Teatro del attacco della guerriglia di Sendero Luminoso, la valle dei fiumi Apurímac y Ene, regione di Cuzco, la più colpita durante il conflitto armato che tra il 1980 ed il 2000 causò circa 70 mila morti e desaparecidos, e dove sono in crescita produzione e transito di droga. In Perù, specialmente nella zona della selva peruana, è in aumento sia la superfice dove si coltiva la hoja de coca, sia la produzione di cocaina da esportare. Le zone più interessate al fenomeno sono il VRAE, l'Alto Huallaga e quella di La Convención-Lares, mentre i porti utilizzati per far uscire cocaina dal paese sono El Callao, Paita e Ilo. Il resto viene esportata attraverso le frontiere terrestri con Bolivia, Brasile, Ecuador e Colombia. Il gruppo di soldati dell'esercito peruviano vittime dell'imboscata di Sendero Luminoso si recavano a prestare servizio in un collegio elettorale di Choquepira, regione di Cuzco. Oltre ai 5 uccisi, 4 sono rimasti feriti.
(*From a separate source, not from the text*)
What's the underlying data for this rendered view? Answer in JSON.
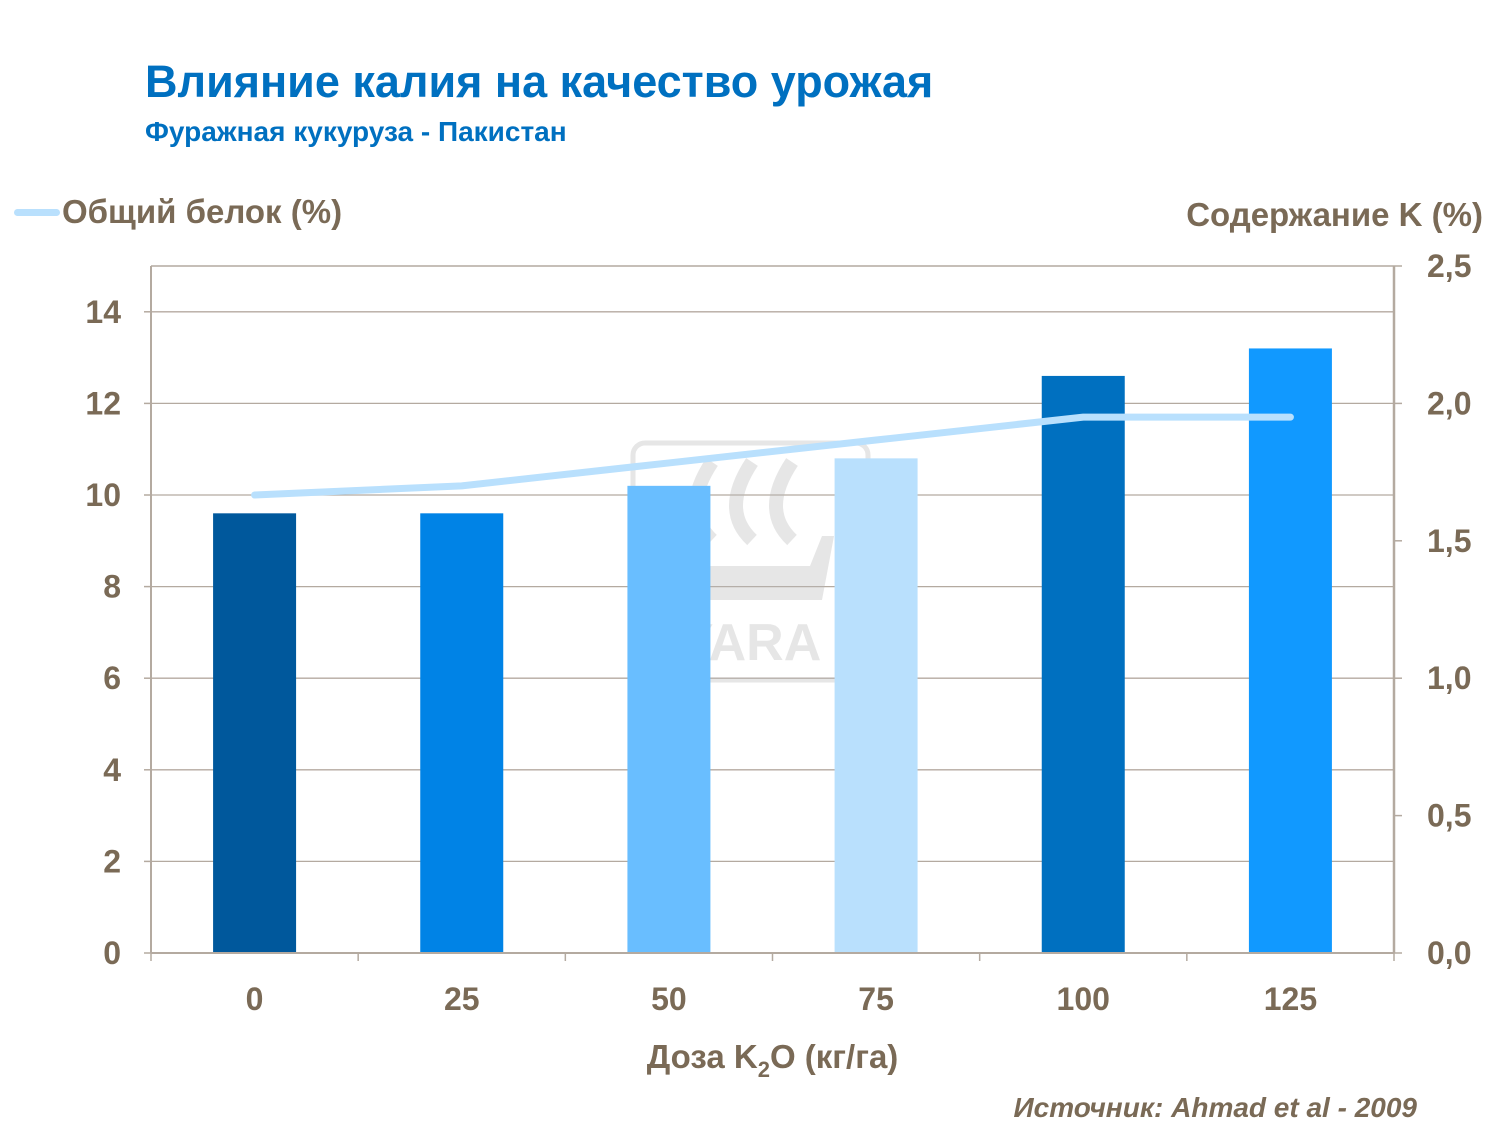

Anche se gli analisti segnalano che la guerriglia di Sendero Luminoso non conta più di 500 unità, essi risultano ben armati, con fucili d'assalto e lanciagranate. Il problema della guerriglia e della produzione di cocaina è stato segnalato in campagna elettorale anche dal nuovo presidente del Perù, Ollanta Humala.